Las piernas apenas le sostienen cuando comienza a andar por una carretera en muy mal estado. Se cruza con dos hombres, que parecen aldeanos, de piel tan blanca y tan rubios que en su distrito, mezcla de razas y culturas hubiesen llamado la atención. Iba a dirigirse a ellos cuando tras lanzarle una mirada recelosa le saludan con un ¡Heil Hitler! Mientras levantan su brazo derecho con la palma de la mano extendida.
Estupefacto no les puede responder. Identifica el idioma como el alemán que desapareció hace más de 100 años cuando se unificaron todas las lenguas y el saludo como el que se hacía durante el gobierno nazi de Hitler hace más de 4 centurias.
Su perplejidad aumenta cuando un letrero le indica que se dirige hacia Frankfurt. Continúa andando y una hora después un coche Mercedes Benz, que parece sacado de una primitiva película, se detiene a su lado. De él salen dos hombres uniformados, que sin contemplaciones y sin mediar palabra, le introducen en su interior. Con el mismo trato, poco después, le tiran dentro de un barracón, que en ese momento permanece vacío.
Tiene hambre y mucha sed, pero se olvida de todo cuando un centenar de hombres fantasmales, escuálidos y con la muerte reflejada en sus ojos llenan todo el espacio y le miran curiosos. ¿Cómo explicarles quién era y de dónde venía?
Prefiere escucharles. Así se entera de que está en el otoño de 1945. Que Hitler ha ganado hace unos meses la segunda guerra mundial y es dueño de medio mundo. Que continúa el exterminio…

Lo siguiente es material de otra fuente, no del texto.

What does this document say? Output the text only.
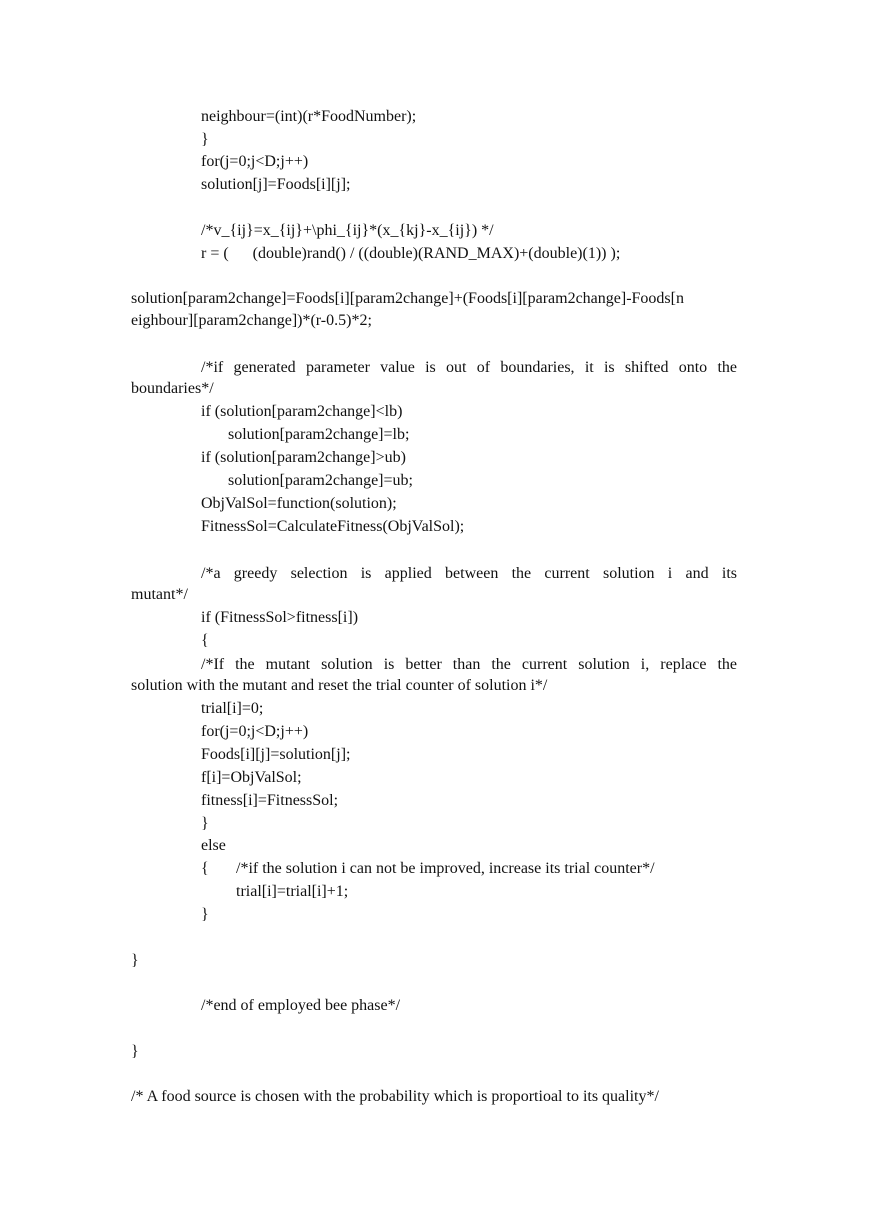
neighbour=(int)(r*FoodNumber);
}
for(j=0;j<D;j++)
solution[j]=Foods[i][j];
/*v_{ij}=x_{ij}+\phi_{ij}*(x_{kj}-x_{ij}) */
r = (      (double)rand() / ((double)(RAND_MAX)+(double)(1)) );
solution[param2change]=Foods[i][param2change]+(Foods[i][param2change]-Foods[n
eighbour][param2change])*(r-0.5)*2;
/*if generated parameter value is out of boundaries, it is shifted onto the
boundaries*/
if (solution[param2change]<lb)
solution[param2change]=lb;
if (solution[param2change]>ub)
solution[param2change]=ub;
ObjValSol=function(solution);
FitnessSol=CalculateFitness(ObjValSol);
/*a greedy selection is applied between the current solution i and its
mutant*/
if (FitnessSol>fitness[i])
{
/*If the mutant solution is better than the current solution i, replace the
solution with the mutant and reset the trial counter of solution i*/
trial[i]=0;
for(j=0;j<D;j++)
Foods[i][j]=solution[j];
f[i]=ObjValSol;
fitness[i]=FitnessSol;
}
else
{ /*if the solution i can not be improved, increase its trial counter*/
trial[i]=trial[i]+1;
}
}
/*end of employed bee phase*/
}
/* A food source is chosen with the probability which is proportioal to its quality*/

Eso oye, pero no entiende la verdadera magnitud de su situación. Piensa que se ha vuelto loco o que esto no es real sino que le han inducido un sueño que parece una pesadilla. Después llega a la conclusión de que la Sterling entró en un agujero de gusano que le llevó por un atajo a través del espacio y el tiempo, retrocediendo 400 años. Esto podría haber ocurrido. Sin embargo, la realidad en la que se encontraba desmentía lo que él había estudiado, Hitler se suicidó en su bunker el 30 de abril de ese año…

Cuando le llevan ante sus carceleros ningún sonido sale de su boca, no le habrían entendido. Su sentencia está dictada sin juicio alguno. No es su forma de hablar ni sus ropas lo que le condenan, sino su piel, unos cuantos tonos más oscuros que la raza aria, la que el dictador considera superior, la que le conduce irremediablemente a sufrir, hasta la muerte, en las manos de un tal doctor Menguele.